В этот момент на глазах у сестры Агнес, к моему изумлению, проступают слезы, и она убегает обратно на кухню. Сестра Жозефина и сестра Бернадетта смотрят на меня, качая головой, но и они утирают глаза краями своего мокрого одеяния. Я разглядываю этих женщин, которых раньше боялась и которые напоминали мне летучих мышей, кружащих тут и там по монастырю.

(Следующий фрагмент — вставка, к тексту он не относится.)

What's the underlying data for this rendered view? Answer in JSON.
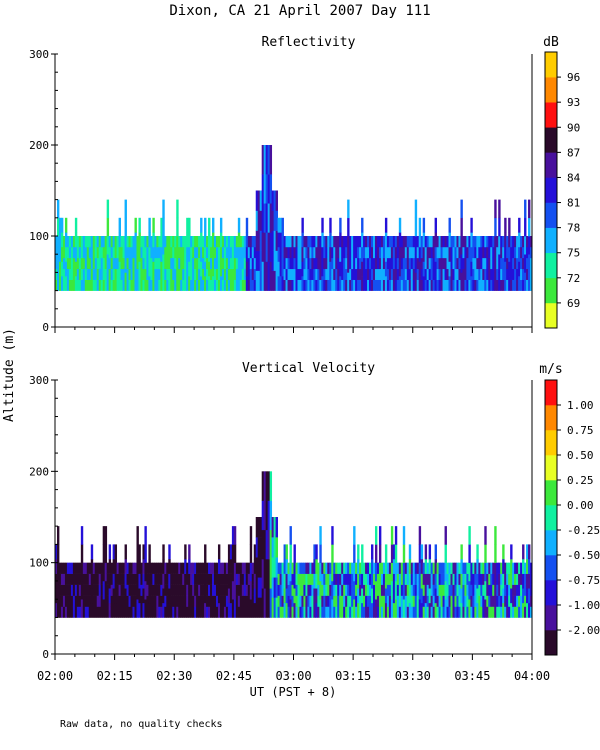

Вот сестра Бернадетта, от которой пахнет фисташками и которая всегда оставляет чашку чая у моей кровати; вот лихачка сестра Жозефина, которая помогла мне лучше понять бабушку; думаю я даже о сестре Агнес, которая теперь сидит на кухне, потому что не может не быть угрюмой или потому что не знает, как следовало бы себя повести. Я вспоминаю, как настоятельница сказала: «Она член нашей семьи», и как я закатывала глаза, читая письмо Сельмы, которая знала, что я так сделаю. Но Сельма в очередной раз оказалась права. «Необязательно быть одной крови, чтобы стать семьей».